うみのイルカ=B番ナルト(ドジばっかり)
「あ、おい大丈夫か!?」
並んで歩けば石に躓いて転び、恥かしそうにエヘヘ、と笑い、イルカの姿が見えなくなった瞬間に何かしらのイタズラを仕掛ける、そんなナルトに生来世話好きのイルカにとってはこのナルトは待ち望んだ物だった。
オリジナルのナルトは、それこそ小さい内はイタズラ大好き、好奇心旺盛で腕白小僧だったが、成長して年頃になった今ではきちんと話を聞くときは聞くし、イタズラも殆どしなくなった。
それは、イルカにとっては嬉しくもあり、寂しくもあった。
このナルトは、昔のナルトそのまま、って感じで、先程からイルカに怒られる、と解っているのにイタズラを止める気配は無く、そんなナルトの姿を見てにやけてしまう。
「やっぱ、ナルトはこうじゃないと・・・。」
頭を撫でれば、エヘヘ、と笑い、そうしている間にも電柱にぶつかりそうになったり、注意力散漫で目を離せない。
「よし、今晩は何食いたい?やっぱりラーメンか?」
訊ねるが、言葉を話せない(学習していない)ナルトは首を傾げるばかりで、そんな姿も幼い頃のナルトを彷彿させると同時に、教師としての熱意が頭を擡げ出す。

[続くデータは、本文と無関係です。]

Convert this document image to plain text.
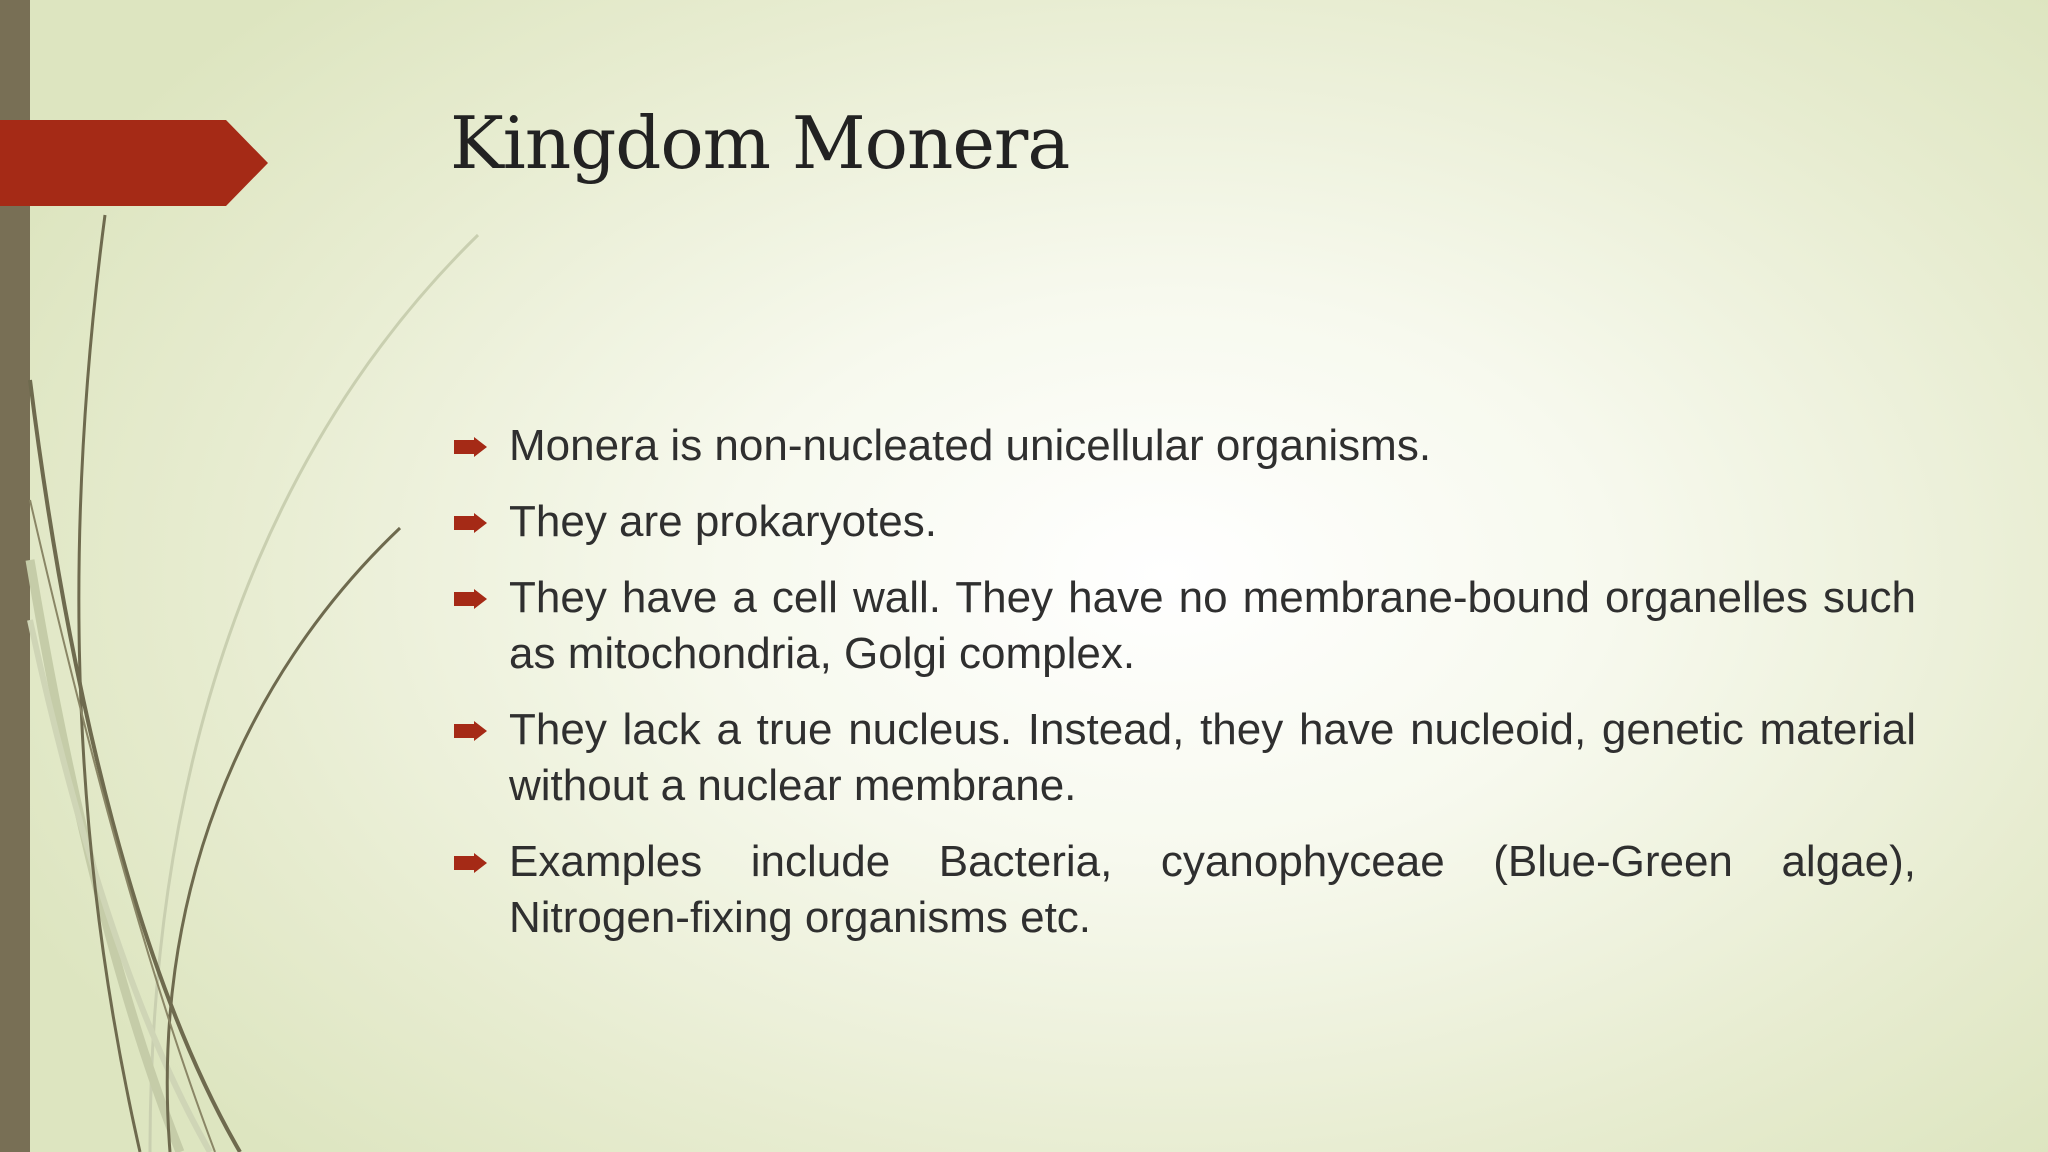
Kingdom Monera
Monera is non-nucleated unicellular organisms.
They are prokaryotes.
They have a cell wall. They have no membrane-bound organelles such as mitochondria, Golgi complex.
They lack a true nucleus. Instead, they have nucleoid, genetic material without a nuclear membrane.
Examples include Bacteria, cyanophyceae (Blue-Green algae), Nitrogen-fixing organisms etc.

「よし、帰ったらアカデミーの教科書で勉強だ!それから、一緒に一楽に行こうな?」
上機嫌のイルカのすぐ横で、ナルトは排水溝に片足を取られ、転んでいた。
「・・・。」
あまりのドジッぷりに、一瞬脳裏に浮かんだのは、
「もしかして、ドジじゃなくて、バカ・・・?」
いや、でも、これが一番俺が望んでたのだし、と気を取り直すが、その直ぐ横でナルトが今度は反対の足も排水溝に取られ、ズボンがビチャビチャで泥だらけ。
これは、帰宅したらすぐ風呂に入れてやらなければ。
・・・もしかして、ババを掴まされたのでは、軽くシカマルを呪ったイルカであった。